内村の生涯は正義のための無私の営為としての「戦い」の連続で、しだいに人間の考える「正義」が神の「勝利」へと変貌する霊性の自覚が起こっていく。

□本

『内村鑑三 悲しみの使徒』
若松英輔 岩波新書 2018年

目次
序章  回心
第一章 入信
第二章 死者
第三章 非戦
第四章 再臨
第五章 訣別
第六章 宇宙
あとがき
✳︎序章のみから構成

□要約

基督教は神の道であります。武士道は人の道であります。神の道は完全であって、人の道は不完全であるは云うまでもありません。そして人の道は神の道に寄るだけ、それだけ完全なるのであります。(「武士道と基督教」)

武士道を追究することは、キリストの道を深め、開花の準備をする。人と神において、後者は常に前者を包含し、後者のなかに前者の場所を見出すことが「武士道とキリスト教」の関係だと内村は考える。

武士道的キリスト教は、武士道という枝にキリスト教という見えない枝を「接ぎ木」し、繁る見えない葉の「言葉」を世界に向けて発していくこと、そこに近代日本の託された固有の使命があると内村は信じる。

キリスト教が大きな影響力をもった欧米において、その真髄は「亡びつつある」というのが内村の実感だった。一方、「武士道そのものに日本国を救う能力はない」が「武士道の台木に基督教を接いだもの、そのものは世界最善の産物であって、これに日本国のみならず全世界を救うの能力がある。」という。

日本国の歴史に、深い世界的の意義があった。神は二千年の長きに渉り、世界目下の状態に応ぜんがために、日本国において武士道を完成したまいつつあったのである。世界は畢竟基督教によって救わるるのである。しかも武士道の上に接木されたる基督教によって救わるるのである。

武士は、公の正義のために戦う。しかし、社会的存在としての武士の時代は終わった。内村が戦おうと心に決めたのは、「二つのJ」のためだった。

日本文で言い兼ぬることを欧文をもって言うことができます。日本を世界に向て紹介し、日本人を西洋人に対して弁護するには、如何しても欧文をもってしなければなりません。私は一生の事業の一としてこのことを為し得たことを感謝します。私の貴ぶものは二つのJであります。その一はJesus(イエス)であります、その他のものはJapan(日本)であります。本書は第二のJに対して私の義務の幾分かを尽したものであります。(「菊花薫る」『聖書之研究』)

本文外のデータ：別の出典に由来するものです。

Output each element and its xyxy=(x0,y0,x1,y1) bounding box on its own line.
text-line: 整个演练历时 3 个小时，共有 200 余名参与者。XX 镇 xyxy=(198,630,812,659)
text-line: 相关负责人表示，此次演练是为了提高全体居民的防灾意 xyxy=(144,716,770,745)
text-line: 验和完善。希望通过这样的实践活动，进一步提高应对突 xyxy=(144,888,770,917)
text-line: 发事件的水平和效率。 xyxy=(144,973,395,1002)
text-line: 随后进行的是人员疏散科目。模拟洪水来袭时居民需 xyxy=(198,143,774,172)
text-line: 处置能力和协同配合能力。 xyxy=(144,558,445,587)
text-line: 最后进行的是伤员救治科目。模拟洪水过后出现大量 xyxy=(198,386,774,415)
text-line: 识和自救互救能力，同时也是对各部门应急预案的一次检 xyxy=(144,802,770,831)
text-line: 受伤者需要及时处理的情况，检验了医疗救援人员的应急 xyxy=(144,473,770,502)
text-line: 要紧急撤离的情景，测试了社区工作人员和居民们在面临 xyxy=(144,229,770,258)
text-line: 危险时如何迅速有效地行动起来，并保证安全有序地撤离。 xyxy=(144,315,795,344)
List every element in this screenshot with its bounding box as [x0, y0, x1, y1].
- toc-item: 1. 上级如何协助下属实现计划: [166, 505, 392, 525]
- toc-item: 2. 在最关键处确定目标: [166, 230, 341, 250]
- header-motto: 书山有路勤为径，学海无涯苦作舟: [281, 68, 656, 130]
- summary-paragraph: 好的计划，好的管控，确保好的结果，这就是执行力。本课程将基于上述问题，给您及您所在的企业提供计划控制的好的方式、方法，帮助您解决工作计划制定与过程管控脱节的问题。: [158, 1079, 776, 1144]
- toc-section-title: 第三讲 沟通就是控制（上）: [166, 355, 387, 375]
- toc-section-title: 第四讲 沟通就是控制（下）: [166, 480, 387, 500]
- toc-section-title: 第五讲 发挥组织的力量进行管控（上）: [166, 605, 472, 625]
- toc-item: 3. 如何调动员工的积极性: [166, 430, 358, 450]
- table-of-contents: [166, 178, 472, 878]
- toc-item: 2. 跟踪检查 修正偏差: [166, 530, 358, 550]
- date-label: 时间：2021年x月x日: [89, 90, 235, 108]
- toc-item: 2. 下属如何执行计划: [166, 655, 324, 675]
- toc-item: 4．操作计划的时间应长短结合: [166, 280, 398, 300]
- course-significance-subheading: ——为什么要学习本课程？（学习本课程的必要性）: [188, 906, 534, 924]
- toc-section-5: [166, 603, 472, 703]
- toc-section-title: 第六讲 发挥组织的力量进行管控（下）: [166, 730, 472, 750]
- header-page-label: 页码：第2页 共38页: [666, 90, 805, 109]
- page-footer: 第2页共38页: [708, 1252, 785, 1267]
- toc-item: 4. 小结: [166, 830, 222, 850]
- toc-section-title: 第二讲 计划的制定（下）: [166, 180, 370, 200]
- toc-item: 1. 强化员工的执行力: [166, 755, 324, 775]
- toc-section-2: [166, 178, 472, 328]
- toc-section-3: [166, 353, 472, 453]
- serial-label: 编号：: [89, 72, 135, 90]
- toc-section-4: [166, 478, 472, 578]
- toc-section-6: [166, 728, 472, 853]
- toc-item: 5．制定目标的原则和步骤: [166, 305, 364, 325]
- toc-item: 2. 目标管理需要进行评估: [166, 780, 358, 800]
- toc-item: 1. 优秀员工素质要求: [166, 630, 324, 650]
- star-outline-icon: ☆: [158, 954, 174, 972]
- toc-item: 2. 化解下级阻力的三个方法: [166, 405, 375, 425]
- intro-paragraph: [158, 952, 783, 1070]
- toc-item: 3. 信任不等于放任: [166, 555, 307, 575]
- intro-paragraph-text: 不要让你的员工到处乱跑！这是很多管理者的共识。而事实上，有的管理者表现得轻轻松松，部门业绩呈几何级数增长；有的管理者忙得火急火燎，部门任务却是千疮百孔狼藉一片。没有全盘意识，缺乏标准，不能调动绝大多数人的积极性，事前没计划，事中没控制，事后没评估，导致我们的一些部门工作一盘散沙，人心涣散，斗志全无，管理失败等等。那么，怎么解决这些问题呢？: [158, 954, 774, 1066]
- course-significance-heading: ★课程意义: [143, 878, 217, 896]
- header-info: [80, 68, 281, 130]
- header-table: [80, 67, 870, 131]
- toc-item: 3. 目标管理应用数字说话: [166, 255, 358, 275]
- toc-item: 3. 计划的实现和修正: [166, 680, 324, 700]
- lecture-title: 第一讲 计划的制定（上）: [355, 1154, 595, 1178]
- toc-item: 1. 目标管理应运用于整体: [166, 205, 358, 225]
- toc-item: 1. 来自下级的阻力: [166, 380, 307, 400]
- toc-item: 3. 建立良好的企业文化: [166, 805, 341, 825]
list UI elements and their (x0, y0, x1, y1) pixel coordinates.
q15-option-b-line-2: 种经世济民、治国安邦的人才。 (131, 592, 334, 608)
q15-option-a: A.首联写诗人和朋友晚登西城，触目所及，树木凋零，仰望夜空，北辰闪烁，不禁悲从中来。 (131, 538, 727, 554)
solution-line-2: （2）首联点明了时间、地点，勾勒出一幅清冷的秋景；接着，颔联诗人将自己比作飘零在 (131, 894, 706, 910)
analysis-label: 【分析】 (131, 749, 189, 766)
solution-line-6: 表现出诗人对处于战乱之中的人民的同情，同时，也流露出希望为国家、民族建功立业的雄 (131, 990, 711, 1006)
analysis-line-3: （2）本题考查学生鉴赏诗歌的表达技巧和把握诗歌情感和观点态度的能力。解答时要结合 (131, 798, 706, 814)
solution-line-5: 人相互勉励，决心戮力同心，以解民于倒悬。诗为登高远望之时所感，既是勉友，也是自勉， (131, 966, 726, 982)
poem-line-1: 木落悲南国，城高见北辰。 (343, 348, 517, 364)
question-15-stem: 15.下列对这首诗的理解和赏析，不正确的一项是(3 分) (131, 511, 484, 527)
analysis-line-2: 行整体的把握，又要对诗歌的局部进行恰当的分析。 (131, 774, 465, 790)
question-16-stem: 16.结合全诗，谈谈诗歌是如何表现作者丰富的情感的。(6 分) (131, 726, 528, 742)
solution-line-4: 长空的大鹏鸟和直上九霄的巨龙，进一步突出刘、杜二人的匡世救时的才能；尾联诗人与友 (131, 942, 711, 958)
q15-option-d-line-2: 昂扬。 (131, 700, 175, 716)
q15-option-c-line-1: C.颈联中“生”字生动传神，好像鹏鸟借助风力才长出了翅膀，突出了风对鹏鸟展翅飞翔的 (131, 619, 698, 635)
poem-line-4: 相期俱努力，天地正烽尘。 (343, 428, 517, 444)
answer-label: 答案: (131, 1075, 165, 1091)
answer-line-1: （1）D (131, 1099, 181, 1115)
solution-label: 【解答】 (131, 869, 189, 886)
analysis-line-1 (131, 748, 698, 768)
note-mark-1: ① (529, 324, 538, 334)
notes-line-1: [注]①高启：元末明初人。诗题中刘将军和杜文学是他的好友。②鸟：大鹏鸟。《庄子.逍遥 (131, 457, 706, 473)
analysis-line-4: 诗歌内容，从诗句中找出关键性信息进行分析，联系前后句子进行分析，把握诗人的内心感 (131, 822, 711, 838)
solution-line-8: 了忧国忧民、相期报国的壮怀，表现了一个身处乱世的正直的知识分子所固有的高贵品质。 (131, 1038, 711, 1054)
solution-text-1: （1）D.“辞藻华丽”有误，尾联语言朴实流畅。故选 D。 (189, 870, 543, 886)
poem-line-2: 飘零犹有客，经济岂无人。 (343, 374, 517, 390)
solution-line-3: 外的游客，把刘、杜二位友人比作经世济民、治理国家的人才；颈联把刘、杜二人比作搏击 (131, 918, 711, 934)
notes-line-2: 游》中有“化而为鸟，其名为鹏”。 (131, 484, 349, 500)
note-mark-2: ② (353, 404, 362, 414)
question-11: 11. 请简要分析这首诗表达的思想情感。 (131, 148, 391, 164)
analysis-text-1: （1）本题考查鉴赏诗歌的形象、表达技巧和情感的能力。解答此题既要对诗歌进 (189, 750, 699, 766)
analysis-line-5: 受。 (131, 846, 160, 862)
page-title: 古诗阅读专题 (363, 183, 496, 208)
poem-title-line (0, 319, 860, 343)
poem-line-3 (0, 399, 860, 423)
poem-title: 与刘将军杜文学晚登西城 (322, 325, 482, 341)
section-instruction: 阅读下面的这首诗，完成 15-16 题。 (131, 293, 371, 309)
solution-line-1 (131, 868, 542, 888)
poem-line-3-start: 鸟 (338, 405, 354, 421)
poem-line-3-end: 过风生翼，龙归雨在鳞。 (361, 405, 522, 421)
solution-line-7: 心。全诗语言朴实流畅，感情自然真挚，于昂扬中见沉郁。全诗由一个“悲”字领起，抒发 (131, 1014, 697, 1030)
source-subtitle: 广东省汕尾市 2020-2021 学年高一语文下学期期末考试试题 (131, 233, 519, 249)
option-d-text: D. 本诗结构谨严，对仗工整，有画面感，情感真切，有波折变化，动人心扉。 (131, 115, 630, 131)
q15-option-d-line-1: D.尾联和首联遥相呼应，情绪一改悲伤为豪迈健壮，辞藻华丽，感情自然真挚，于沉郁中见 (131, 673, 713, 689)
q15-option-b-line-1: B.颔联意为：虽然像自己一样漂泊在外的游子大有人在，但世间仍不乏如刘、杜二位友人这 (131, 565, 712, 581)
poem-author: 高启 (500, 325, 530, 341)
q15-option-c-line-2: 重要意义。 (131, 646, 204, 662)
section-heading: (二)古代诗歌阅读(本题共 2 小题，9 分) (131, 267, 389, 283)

JapanとJesusという「二つのJ」に献身、それを欧米に「欧文」(英語)で語る、それが自らに託された神聖なる義務だという。

若き内村が自らの聖書に次のように書き込む。

I for Japan;
Japan for the world;
The world for Christ;
And All for God.

「二つのJ」を捉えつつ、「神」の業の実現のためにわが身を投じる、そこに内村の悲願があった。